Photographer: Ferenc Isza / AFP / Getty Images

It is difficult to predict how successful the Family is Family campaign will be. Civil society groups critical of the government were classified as foreign agents, while an entire university that promoted an open society that conflicted with Orban’s nationalist vision was excluded.

And after the videos associated with the drive had over 7 million views on TikTok and were shown as part of public service advertising on RTL Klub, the most-watched commercial TV channel in Hungary, the government took notice.

According to RTL Klub, a unit of the German media giant Bertelsmann SE, the Hungarian media authority – led by a council whose members were all selected by the ruling party – started an investigation into the advertisements. The regulator confirmed the news but declined to comment.

In the past, companies remained largely silent when the government imposed special taxes on entire sectors and gave generous subsidies to companies that form alliances with the ruling elite. According to the World Economic Forum, investors rate Hungary as the seventh worst country in the world for “favoritism” by government officials.

“The government doesn’t like to meet resistance, and companies that stand in the way can easily become targets,” said Attila Chikan, former Minister of Economy for Orban and professor of economics at Corvinus University in Budapest.

Chikan is also a board member of the Hungarian energy company Mol Nyrt. and pharmaceutical company Gedeon Richter Nyrt, both partially state-owned and not part of the campaign.

refers to same-sex parenting attracts unexpected support in Hungary

Marton Pal and Adam Hanol.

Photographer: Istvan Bielik / Humen Media

Although the drive is growing almost daily – with numbers from the sports and media worlds and even messages saying support – one type of company is still missing, Hungary’s largest. None of the 14 members that make up the main index of the Budapest Stock Exchange, nor a state-controlled company, have registered.

Marton Pal, one of the campaign organizers, hopes there will be security in numbers for those who do so. He said they didn’t start until they had a large group of supporters because “it’s easy to pick a company, but how do you shoot more than a hundred targets at once?”

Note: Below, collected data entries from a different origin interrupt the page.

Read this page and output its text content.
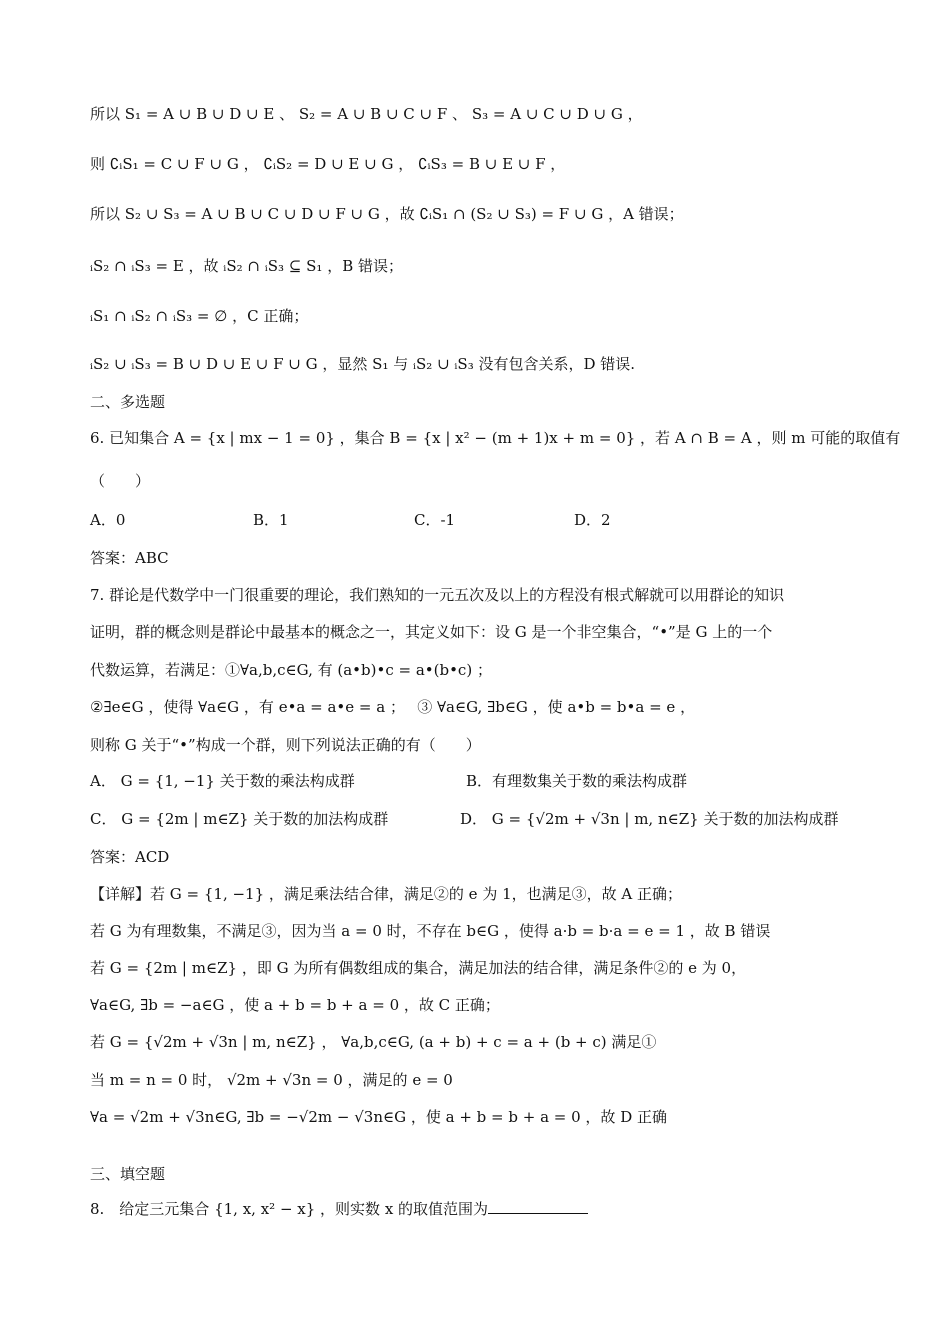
所以 S₁ = A ∪ B ∪ D ∪ E 、 S₂ = A ∪ B ∪ C ∪ F 、 S₃ = A ∪ C ∪ D ∪ G ，
则 ∁ᵢS₁ = C ∪ F ∪ G ， ∁ᵢS₂ = D ∪ E ∪ G ， ∁ᵢS₃ = B ∪ E ∪ F ，
所以 S₂ ∪ S₃ = A ∪ B ∪ C ∪ D ∪ F ∪ G ，故 ∁ᵢS₁ ∩ (S₂ ∪ S₃) = F ∪ G ，A 错误；
ᵢS₂ ∩ ᵢS₃ = E ，故 ᵢS₂ ∩ ᵢS₃ ⊆ S₁ ，B 错误；
ᵢS₁ ∩ ᵢS₂ ∩ ᵢS₃ = ∅ ，C 正确；
ᵢS₂ ∪ ᵢS₃ = B ∪ D ∪ E ∪ F ∪ G ，显然 S₁ 与 ᵢS₂ ∪ ᵢS₃ 没有包含关系，D 错误.
二、多选题
6. 已知集合 A = {x | mx − 1 = 0} ，集合 B = {x | x² − (m + 1)x + m = 0} ，若 A ∩ B = A ，则 m 可能的取值有
（　　）
A．0	B．1	C．-1	D．2
答案：ABC
7. 群论是代数学中一门很重要的理论，我们熟知的一元五次及以上的方程没有根式解就可以用群论的知识
证明，群的概念则是群论中最基本的概念之一，其定义如下：设 G 是一个非空集合，“•”是 G 上的一个
代数运算，若满足：①∀a,b,c∈G, 有 (a•b)•c = a•(b•c) ；
②∃e∈G ，使得 ∀a∈G ，有 e•a = a•e = a ；　 ③ ∀a∈G, ∃b∈G ，使 a•b = b•a = e ，
则称 G 关于“•”构成一个群，则下列说法正确的有（　　）
A． G = {1, −1} 关于数的乘法构成群	B．有理数集关于数的乘法构成群
C． G = {2m | m∈Z} 关于数的加法构成群	D． G = {√2m + √3n | m, n∈Z} 关于数的加法构成群
答案：ACD
【详解】若 G = {1, −1} ，满足乘法结合律，满足②的 e 为 1，也满足③，故 A 正确；
若 G 为有理数集，不满足③，因为当 a = 0 时，不存在 b∈G ，使得 a·b = b·a = e = 1 ，故 B 错误
若 G = {2m | m∈Z} ，即 G 为所有偶数组成的集合，满足加法的结合律，满足条件②的 e 为 0，
∀a∈G, ∃b = −a∈G ，使 a + b = b + a = 0 ，故 C 正确；
若 G = {√2m + √3n | m, n∈Z} ， ∀a,b,c∈G, (a + b) + c = a + (b + c) 满足①
当 m = n = 0 时， √2m + √3n = 0 ，满足的 e = 0
∀a = √2m + √3n∈G, ∃b = −√2m − √3n∈G ，使 a + b = b + a = 0 ，故 D 正确
三、填空题
8.　给定三元集合 {1, x, x² − x} ，则实数 x 的取值范围为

Adrienne Feller Cosmetics, a family business founded in 1999 that makes beauty products and essential oils in a small town an hour’s drive east of Budapest, was one of the first to sign up and the response was overwhelmingly positive.

“We don’t usually take part in such campaigns, but we just thought that what was happening in Hungary was going to be too much,” said Madeleine Feller, Marketing Director and daughter of the founder. “This is not about politics or government hostility, but about supporting families of all kinds.”